[Sub Pop, 2012]
Jeff Pearson, September 28, 2012
“Dream pop” is one of those journalist-created genre tags that we are all guilty of using yet not one of us knows where it came from or what it really means. It has its place, however, in the long-standing tradition of somewhat nonsensical compound genre-name-making with the likes of “witch house,” “math rock,” and “freak folk.” It likely came about when a writer had one too many bong rips and was nervous about a looming deadline, listening to The Chameleons thinking, “It’s so dreamy. It’s so poppy. My god, that’s it.” I will probably slip up at some point during this review—at some point during this paragraph, to be honest—and refer to the Baltimore-based duo Beach House’s latest full-length in some dream poppy sort of way; it’s hard not to, as they just do dream pop (This sentence? Come on!) better than anyone else. They’re dreamier, poppier, more immensely beautiful than practically all who lovingly share the shallow label.
Over the course of their career, Beach House has pushed themselves with each record to stay ahead of the game and firmly rooted at the apex of the resurging sound. Fans thought that the band could never top their last record, the lush Teen Dream, but with Bloom they might just have succeeded. It continues in the natural direction the band has been moving in, but is enough of a variation on a theme to where it doesn’t feel like Teen Dream 2—which, though it sounds like could be, is not the name of an obscure eighties buddy movie. Instead of taking the safe route and delivering the same record again, Victoria Legrand and Alex Scally pushed themselves to make a record that was undoubtedly them, yet would feel like growth from—and possibly even and expansion of—the universally lauded Teen Dream. At the same time, expecting a completely new direction for the band should be out of the question. As Scally pointed out in a recent interview, they like where they are as a band and have found their identity, saying, “This is just what we do. This is Victoria’s voice. These are the organs that we like. This is our band.” It’s for this reason that fans of Beach House should always like Beach House and there is a sort of comfort in that thought. It’s like listening to a baseball game on the radio as the summer finally begins to fade into fall; it may be something you have done a thousand times in your life, but the perpetual buzz of the crowd coming through your speakers feels comforting, like the blanket that used to cover you as you listened as a kid.

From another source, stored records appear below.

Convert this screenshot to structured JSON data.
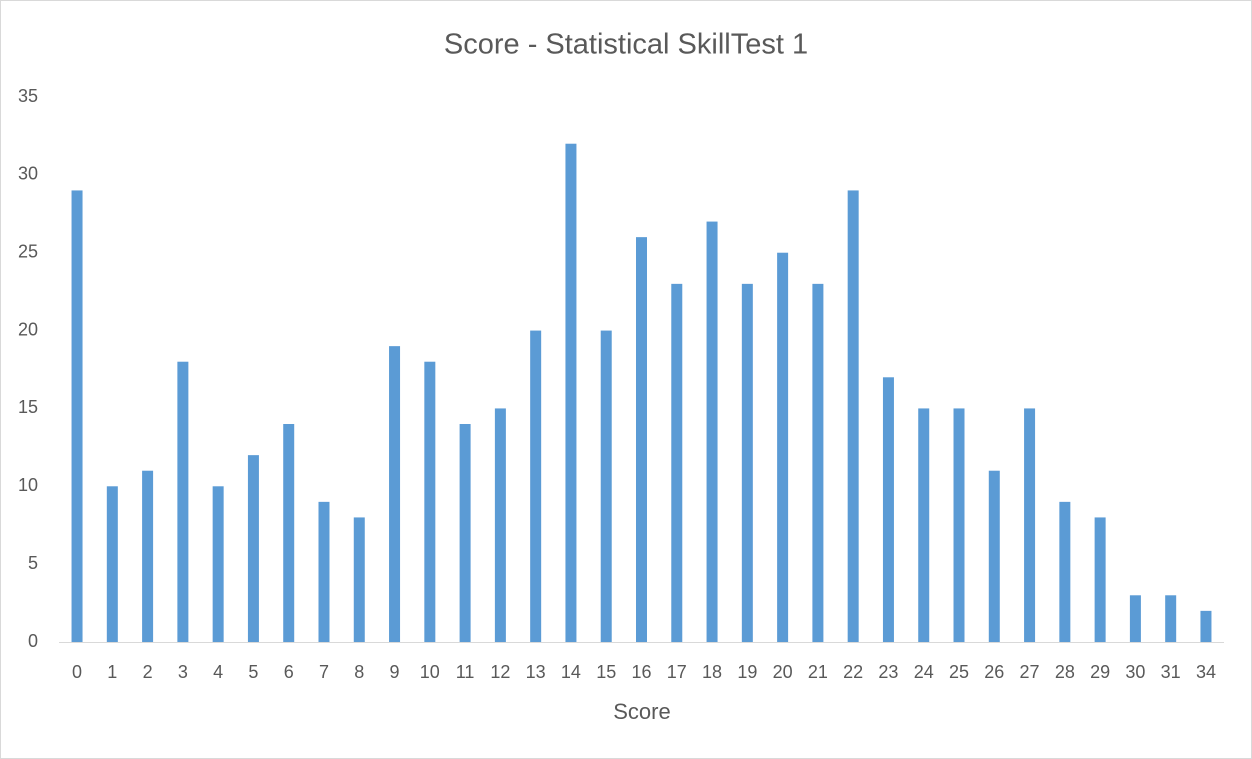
{
  "chart_data": {
    "type": "bar",
    "title": "Score - Statistical SkillTest 1",
    "x_label": "Score",
    "categories": [
      "0",
      "1",
      "2",
      "3",
      "4",
      "5",
      "6",
      "7",
      "8",
      "9",
      "10",
      "11",
      "12",
      "13",
      "14",
      "15",
      "16",
      "17",
      "18",
      "19",
      "20",
      "21",
      "22",
      "23",
      "24",
      "25",
      "26",
      "27",
      "28",
      "29",
      "30",
      "31",
      "34"
    ],
    "values": [
      29,
      10,
      11,
      18,
      10,
      12,
      14,
      9,
      8,
      19,
      18,
      14,
      15,
      20,
      32,
      20,
      26,
      23,
      27,
      23,
      25,
      23,
      29,
      17,
      15,
      15,
      11,
      15,
      9,
      8,
      3,
      3,
      2
    ],
    "color": "#5b9bd5",
    "ylim": [
      0,
      35
    ],
    "yticks": [
      0,
      5,
      10,
      15,
      20,
      25,
      30,
      35
    ],
    "grid": false
  }
}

This isn’t to say that the band is completely stagnant in their approach to music. With each record, the songwriting has grown stronger and more pronounced. Bloom is Beach House’s richest offering yet in that regard, made evident right from the very start with “Myth.” The song immediately invokes profoundly intense emotions, probably different ones for any given listener. Legrand’s voice has never sounded stronger, singing about troubling times with a confidence that could confuse listeners into believing they’re in for an uplifting record. When taken on the somewhat superficial tonal level, Bloom really is uplifting and even empowering. The way Legrand’s silvery vocals combine with the full-bodied instrumental surroundings created by Scally is overwhelmingly beautiful, and there’s always happiness to be found in beauty. However, as Legrand sings, “Can’t keep hanging on to all that’s dead and gone / If you build yourself a myth, know just what to give,” it becomes more clear that underneath Bloom is festering doom. It speaks to the power of the record that you can really listen to it multiple ways and feel multiple ways about it; the effective way the lyrics are decorated can actually give hope to the listener when relating Legrand’s troubles with their own.
This feeling of connectivity to Beach House’s sound only grows stronger as the album progresses. Scally’s arrangements are so prodigious that the songs are like individual galaxies being pulled apart by the weight of the universe, making the listener feel the infinite nature of the world we live in. It’s really quite remarkable. “Wild” sees Legrand climb a sinewy rope of tremolo-picked guitars to the farthest reaches of the sky, while synthesizers oscillate around “Lazuli,” giving it a blue shimmer much like the gemstone the song is named after. Though a somewhat spartan—by today’s standards, anyway—ten tracks, Bloom feels whole, not only in the sense of musical completion, but also emotionally. In fact, it’s almost draining in how the volcanic tracks come one after the other; a bad track might almost be welcome in there, something devoid of feeling where the listener can collect themselves from the heap on the floor they have likely become.
Not going to happen, though. Who would really want that, anyway? Bloom is a blessing in a world growing increasingly afraid of showing emotion, and each song explores the depths of what humans are capable of feeling. For all of the pain present in Legrand’s lyrics, the album does have a strange way of resonating in a positive way with the listener. Perhaps it’s just the optimist in me, or the fact that listening to music in that superficial tonal way really is the way a lot of us—including myself—swallow art, or maybe just because hearing something beautiful makes us happy. Either way, as Legrand sings, “It’s a strange paradise / You’ll be waiting,” on the album’s closer, the flowing drapery of “Irene,” she is sort of giving us a light at the end of the tunnel. It’s just that the tunnel we just went through was completely entrancing, a transparent roof projecting the stars above us, and we wouldn’t mind driving back through it.